In 2015, de Thomas said, mixed paper was selling for $70 per ton. Today it sells for about $4 per ton. That kind of change will cause a ripple throughout the recycling market, and the resulting market adjustment is still under way.

"Mixed paper is still moving — slowly — but it is still moving," he said.

But whatever the recycling market does, that doesn't change the need for recycling, de Thomas noted. "Recycling shouldn't be about money in the first place," he said. "Recycling is its own reward." 

Communities are in the process of evaluating these fluctuations and are trying to find the right balance between expense and recycling.

"This has been a significant disruption in the marketplace," de Thomas said. "But everyone I've talked to expects these markets to come back, so we really should hold the course. 

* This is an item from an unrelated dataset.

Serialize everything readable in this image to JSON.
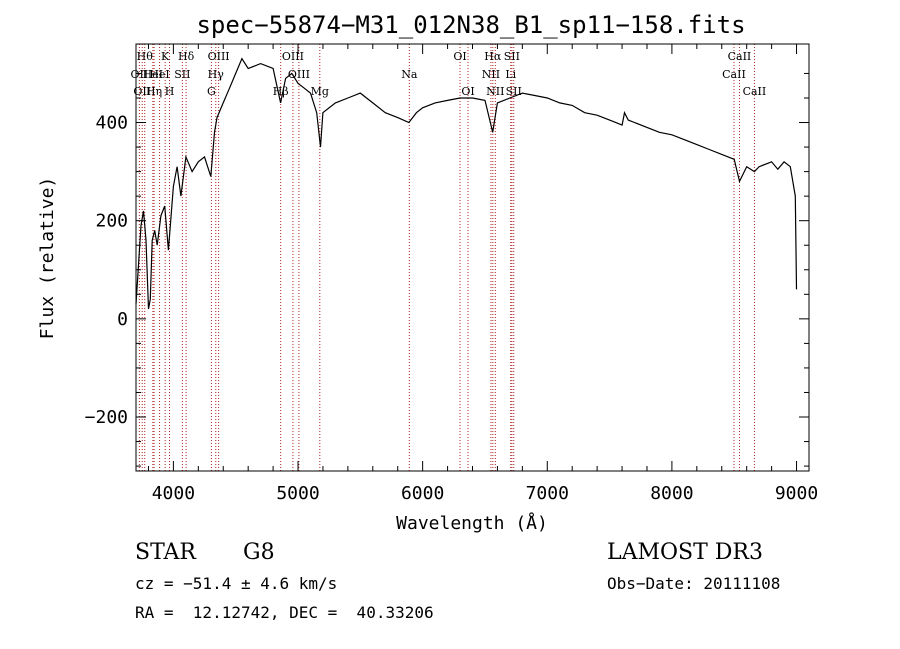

Through it all, the processors, haulers, advocates and state officials all agree on this: Contamination of the recycling stream is the biggest challenge to maintaining a healthy market for recycled materials. 

When people put dirty pizza boxes, Christmas lights, plastic bags, lawn mower blades, disposable diapers, garden hoses and many other items into the recycling stream, the sorting becomes more expensive and machinery breaks down causing the cost of recycling to grow — which tends to shrink the effectiveness of the recycling industry and the value of the commodity.

"We've got to get people to care about doing this right," Mance said.